Following the Spano v. Boeing ruling in which the
7th U.S. Circuit Court of Appeals found that class certification is
possible for ERISA 502(a)(2) claims, although complex if the underlying
plan is a DC plan (see “Court OKs Class Actions for ERISA Cases“),
the Kraft participants amended their motion to name only one class
representative invested in both funds; to only include participants who
invested in either fund; to define specific start and end dates to limit
number of class members, not every past, present, and future
participant as in the Spano case; and to limit class members to
those whose investments in the funds underperformed compared to
“prudent alternatives” – the Vanguard Mid Cap Index Fund and the
Vanguard Balanced Index Fund.
U.S. District Judge Ruben Castillo of the U.S. District
Court for the Northern District of Illinois agreed that the class is
“better –defined and more-targeted,” but also agreed with defendants
that plaintiffs’ choice of the Vanguard funds as comparators builds into
the class definition “assumptions about the complicated and unsettled
issues of loss and causation.” The issue of whether the underperformance
of the class members’ investments in comparison to the Vanguard funds
is the proper measure of loss in the case is “far from resolved,”
Castillo wrote in his opinion. Defendants’ expert argued that the proper
comparator funds are either the next closest investments already in the
plan or other funds in the plan in proportion to participants’ previous
investments.“Plaintiffs cannot use class certification
as a backdoor way of resolving this contested issue in their favor,”

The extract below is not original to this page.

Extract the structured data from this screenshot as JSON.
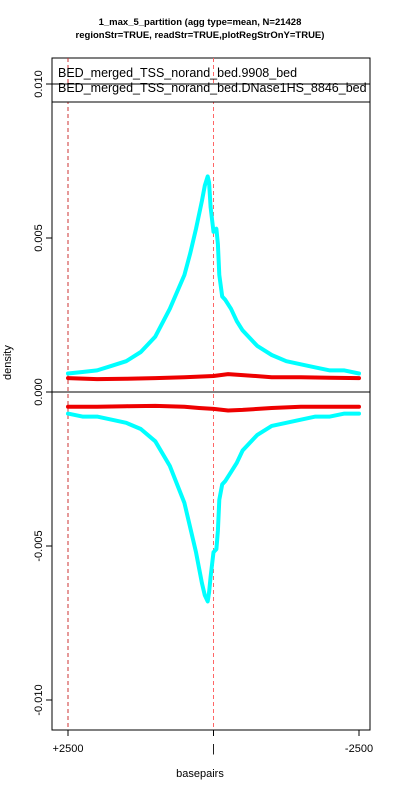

Castillo said, adding that they must “affirmatively demonstrate” that
the proposed class definition is appropriate, and they have not
established the proper measure of loss.”
Castillo found that the plaintiffs also cannot show
causation, because even if the defendants breached their fiduciary duty,
because participants were free to choose investments, the plaintiffs
cannot show that the breach caused them harm.
In July, Castillo denied Kraft’s motion for summary judgment,
concluding that a jury could find that “a reasonably prudent business
person with the interests of all the beneficiaries at heart” would have
banned actively managed funds from their 401(k) plan as they had done in
the Kraft defined benefit plan because they had concluded that active
funds did not consistently outperform index managers (see "Court Rebuffs Summary Judgment Request in Revenue-Sharing Suit").
The court said that, although there may be differences between defined
benefit plans and defined contribution plans, it believed a jury could
reasonably find that a prudent fiduciary would have offered similar
index funds in the 401(k) plan based on the same fiduciaries’ decision
to eliminate active managers in the Kraft defined benefit plan.